Department of Thoracic Oncology, Aichi Cancer Center Hospital, Nagoya, Japan.
Division of Integrated Oncology, Institute of Biomedical Research and Innovation Hospital, Kobe, Japan.
Clin Lung Cancer. 2018 Jul;19(4):e405-e415. doi: 10.1016/j.cllc.2018.01.004. Epub 2018 Feb 1.
Atezolizumab, an anti-programmed death-ligand 1 (PD-L1) agent, is effective and well tolerated in patients with pretreated advanced non-small-cell lung cancer (NSCLC). We assessed its efficacy and safety in Japanese patients through subgroup analyses of the phase 3 OAK study (NCT02008227).
Key eligibility criteria of this randomized, controlled, open-label, international study include locally advanced/metastatic NSCLC, ≥ 1 prior platinum-based chemotherapy, age ≥ 18 years, measurable disease (Response Evaluation Criteria in Solid Tumors v1.1), and Eastern Cooperative Oncology Group performance status 0 or 1. Atezolizumab 1200 mg or docetaxel 75 mg/m was provided intravenously every 3 weeks. Co-primary end points were overall survival (OS) in the intention-to-treat (ITT) population and those with ≥ 1% PD-L1 expression on tumor cells (TC) or tumor-infiltrating immune cells (IC; TC1/2/3 or IC1/2/3).
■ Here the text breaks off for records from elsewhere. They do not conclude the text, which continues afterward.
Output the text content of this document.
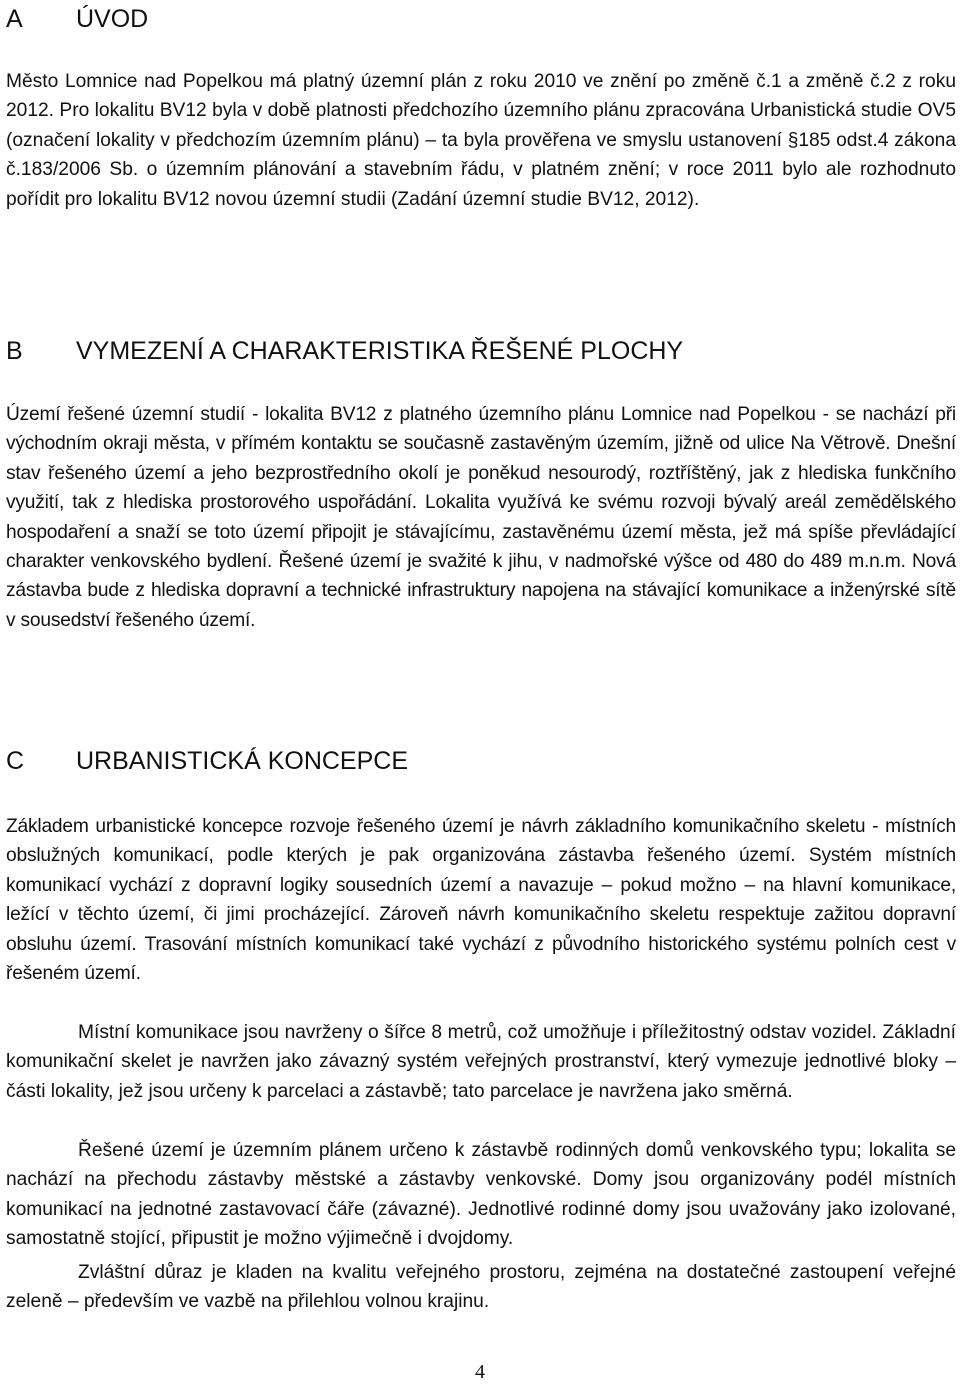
A ÚVOD

Město Lomnice nad Popelkou má platný územní plán z roku 2010 ve znění po změně č.1 a změně č.2 z roku 2012. Pro lokalitu BV12 byla v době platnosti předchozího územního plánu zpracována Urbanistická studie OV5 (označení lokality v předchozím územním plánu) – ta byla prověřena ve smyslu ustanovení §185 odst.4 zákona č.183/2006 Sb. o územním plánování a stavebním řádu, v platném znění; v roce 2011 bylo ale rozhodnuto pořídit pro lokalitu BV12 novou územní studii (Zadání územní studie BV12, 2012).

B VYMEZENÍ A CHARAKTERISTIKA ŘEŠENÉ PLOCHY

Území řešené územní studií - lokalita BV12 z platného územního plánu Lomnice nad Popelkou - se nachází při východním okraji města, v přímém kontaktu se současně zastavěným územím, jižně od ulice Na Větrově. Dnešní stav řešeného území a jeho bezprostředního okolí je poněkud nesourodý, roztříštěný, jak z hlediska funkčního využití, tak z hlediska prostorového uspořádání. Lokalita využívá ke svému rozvoji bývalý areál zemědělského hospodaření a snaží se toto území připojit je stávajícímu, zastavěnému území města, jež má spíše převládající charakter venkovského bydlení. Řešené území je svažité k jihu, v nadmořské výšce od 480 do 489 m.n.m. Nová zástavba bude z hlediska dopravní a technické infrastruktury napojena na stávající komunikace a inženýrské sítě v sousedství řešeného území.

C URBANISTICKÁ KONCEPCE

Základem urbanistické koncepce rozvoje řešeného území je návrh základního komunikačního skeletu - místních obslužných komunikací, podle kterých je pak organizována zástavba řešeného území. Systém místních komunikací vychází z dopravní logiky sousedních území a navazuje – pokud možno – na hlavní komunikace, ležící v těchto území, či jimi procházející. Zároveň návrh komunikačního skeletu respektuje zažitou dopravní obsluhu území. Trasování místních komunikací také vychází z původního historického systému polních cest v řešeném území.

Místní komunikace jsou navrženy o šířce 8 metrů, což umožňuje i příležitostný odstav vozidel. Základní komunikační skelet je navržen jako závazný systém veřejných prostranství, který vymezuje jednotlivé bloky – části lokality, jež jsou určeny k parcelaci a zástavbě; tato parcelace je navržena jako směrná.

Řešené území je územním plánem určeno k zástavbě rodinných domů venkovského typu; lokalita se nachází na přechodu zástavby městské a zástavby venkovské. Domy jsou organizovány podél místních komunikací na jednotné zastavovací čáře (závazné). Jednotlivé rodinné domy jsou uvažovány jako izolované, samostatně stojící, připustit je možno výjimečně i dvojdomy.

Zvláštní důraz je kladen na kvalitu veřejného prostoru, zejména na dostatečné zastoupení veřejné zeleně – především ve vazbě na přilehlou volnou krajinu.

4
Sixty-four ITT patients were Japanese; 19 had TC1/2/3 or IC1/2/3 status. In Japanese ITT patients, median OS in the atezolizumab arm (n = 36) was longer than the docetaxel arm (n = 28; 21.3 months [95% confidence interval (CI), 11.0-not estimable (NE)] versus 17.0 months [95% CI, 12.5-NE], respectively; hazard ratio 0.80 [95% CI, 0.41-1.57]). In the TC1/2/3 or IC1/2/3 population, median OS was 21.3 months (95% CI, 15.0-NE) and NE in the atezolizumab (n = 11) and docetaxel (n = 8) groups, respectively (hazard ratio, 0.81 [95% CI, 0.22-3.05]). Atezolizumab was generally well tolerated, with no treatment-related deaths.
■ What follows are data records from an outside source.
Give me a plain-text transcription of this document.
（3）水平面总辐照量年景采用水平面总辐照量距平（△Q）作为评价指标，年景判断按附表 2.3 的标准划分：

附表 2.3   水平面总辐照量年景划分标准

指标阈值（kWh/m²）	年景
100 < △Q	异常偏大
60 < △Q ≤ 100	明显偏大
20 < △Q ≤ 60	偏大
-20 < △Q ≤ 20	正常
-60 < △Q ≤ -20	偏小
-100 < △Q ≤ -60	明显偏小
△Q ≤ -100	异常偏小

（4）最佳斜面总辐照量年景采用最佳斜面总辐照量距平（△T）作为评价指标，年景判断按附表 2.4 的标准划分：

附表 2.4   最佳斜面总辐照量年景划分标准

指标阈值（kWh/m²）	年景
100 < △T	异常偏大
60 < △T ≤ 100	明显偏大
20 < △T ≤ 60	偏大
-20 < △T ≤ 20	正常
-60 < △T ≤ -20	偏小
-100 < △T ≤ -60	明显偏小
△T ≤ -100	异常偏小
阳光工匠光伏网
Atezolizumab was effective and well tolerated in pretreated Japanese patients with NSCLC. Results are consistent with the primary analysis of OAK.
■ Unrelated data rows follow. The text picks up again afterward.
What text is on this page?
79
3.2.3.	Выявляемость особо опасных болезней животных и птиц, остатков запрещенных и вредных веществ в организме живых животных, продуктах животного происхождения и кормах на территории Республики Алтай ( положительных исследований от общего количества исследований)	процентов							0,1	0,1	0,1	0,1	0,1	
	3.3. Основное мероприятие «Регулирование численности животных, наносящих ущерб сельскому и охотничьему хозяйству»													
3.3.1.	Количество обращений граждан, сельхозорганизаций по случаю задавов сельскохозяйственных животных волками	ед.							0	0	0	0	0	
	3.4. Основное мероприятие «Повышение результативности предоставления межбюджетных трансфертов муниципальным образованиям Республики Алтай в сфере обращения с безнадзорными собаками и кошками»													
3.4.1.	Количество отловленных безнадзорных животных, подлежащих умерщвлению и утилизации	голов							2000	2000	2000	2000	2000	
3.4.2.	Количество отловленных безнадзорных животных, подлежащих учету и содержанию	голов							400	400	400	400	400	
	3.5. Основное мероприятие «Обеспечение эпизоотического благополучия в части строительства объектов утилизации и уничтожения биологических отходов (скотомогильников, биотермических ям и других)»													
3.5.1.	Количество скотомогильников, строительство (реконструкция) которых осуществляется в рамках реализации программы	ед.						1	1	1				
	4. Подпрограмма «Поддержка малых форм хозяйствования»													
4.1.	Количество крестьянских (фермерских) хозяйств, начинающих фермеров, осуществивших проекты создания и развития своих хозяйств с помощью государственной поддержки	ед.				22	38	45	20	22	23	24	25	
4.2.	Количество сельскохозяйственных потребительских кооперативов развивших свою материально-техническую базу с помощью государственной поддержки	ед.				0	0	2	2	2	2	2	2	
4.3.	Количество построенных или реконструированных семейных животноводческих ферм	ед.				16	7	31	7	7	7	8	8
阿特珠单抗是一种抗程序性死亡配体 1(PD-L1)的药物,在治疗既往接受过治疗的晚期非小细胞肺癌(NSCLC)患者中具有疗效和良好的耐受性。我们通过 OAK 研究(NCT02008227)的亚组分析评估了其在日本患者中的疗效和安全性。
这项随机、对照、开放标签、国际性研究的关键入选标准包括局部晚期/转移性 NSCLC、≥1 次既往铂类化疗、年龄≥18 岁、可测量疾病(实体瘤疗效评价标准 1.1)和东部肿瘤协作组体能状态 0 或 1。阿特珠单抗 1200mg 或多西他赛 75mg/m2 每 3 周静脉输注一次。主要终点是在意向治疗(ITT)人群和肿瘤细胞(TC)或肿瘤浸润免疫细胞(IC;TC1/2/3 或 IC1/2/3)上表达≥1%PD-L1 的患者中的总生存期(OS)。
64 名 ITT 患者为日本人;19 名患者具有 TC1/2/3 或 IC1/2/3 状态。在日本 ITT 患者中,阿特珠单抗组(n=36)的中位 OS 长于多西他赛组(n=28;21.3 个月[95%置信区间(CI),11.0-NE]与 17.0 个月[95%CI,12.5-NE],分别;风险比 0.80[95%CI,0.41-1.57])。在 TC1/2/3 或 IC1/2/3 人群中,阿特珠单抗组(n=11)和多西他赛组(n=8)的中位 OS 分别为 21.3 个月(95%CI,15.0-NE)和 NE(风险比,0.81[95%CI,0.22-3.05])。阿特珠单抗总体耐受性良好,无治疗相关死亡。
阿特珠单抗在既往治疗的日本 NSCLC 患者中具有疗效和良好的耐受性。结果与 OAK 的主要分析一致。